Der Euro ist nicht bloß eine Währung, er ist ein supranationales Wirtschaftssystem. Dieses System hat zu einer Zweiteilung der Eurozone in Kern- und Peripherieländer geführt. Die Kernländer, allen voran Deutschland, haben ihre Wirtschaftskraft und ihren Reichtum auf Kosten der Peripherieländer erhöht Während Deutschland seine Industriequote weiter steigern konnte, sackte diese für die Wirtschaftskraft eines Landes höchst bedeutsame Größe seit 2007 in Griechenland um 28 % ab, in Spanien um 27 %, in Italien um 21 %, aber auch in Frankreich um 14 % . Die Arbeitslosenquote im „Süden“ der Eurozone stieg von 2008 auf 2012 von 8 auf 15 %. Im „Norden“ sank sie von 9 auf 6,6 %.

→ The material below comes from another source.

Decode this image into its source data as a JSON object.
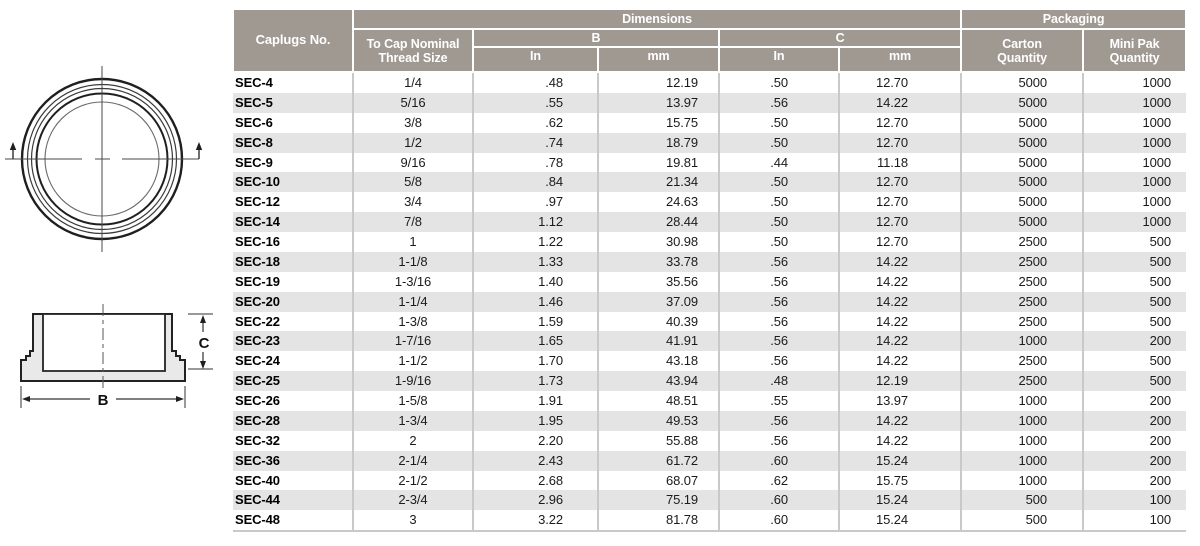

Doch sind nicht die „Länder“ die Nutznießer, sondern die Reichen dieser Länder. Denn, neben dem „Süden“, waren das zweite Opfer dieser Strategie die abhängig Beschäftigten der Gewinner – Länder. Im ersten Jahrzehnt des 21. Jahrhunderts sind die Reallöhne im „Siegerland“ Deutschland um 2,8 % gesunken. Ein Rückschlag, den auch die höheren Tarifabschlüsse in den letzten Jahren bis heute nicht ausgleichen konnten. Stattdessen ist das Millionenheer des Prekariats weiter kräftig gewachsen. An Teilzeitbeschäftigten gab es in Deutschland 1996 4,35 Millionen, 2011 waren es 8,7 Millionen. Die Zahl der Leiharbeiter stieg von 2000 bis 2012 von 338.000 auf 822.000. Fast ein Viertel aller Beschäftigten zählt 2011 zu den Niedriglöhnern (weniger als 9,14 Euro/Stunde). Dagegen stieg die Zahl der Dollar-Millionäre in Deutschland von 2007 auf 2012 um 23 %: über eine Million Dollar-Millionäre, die zusammen über 3,7 Billionen Dollar verfügen, das Achtfache des Bundeshaushaltes. Die Politik der Euro-Zone macht die Reichen reicher, die Armen ärmer und stößt die abhängig Beschäftigten in immer prekärere Beschäftigungsformen oder entfernt sie gleich aus dem Arbeitsleben. Diese grausamen Tendenzen gelten gleichermaßen in der Peripherie des „Südens“ wie in den Kernländern.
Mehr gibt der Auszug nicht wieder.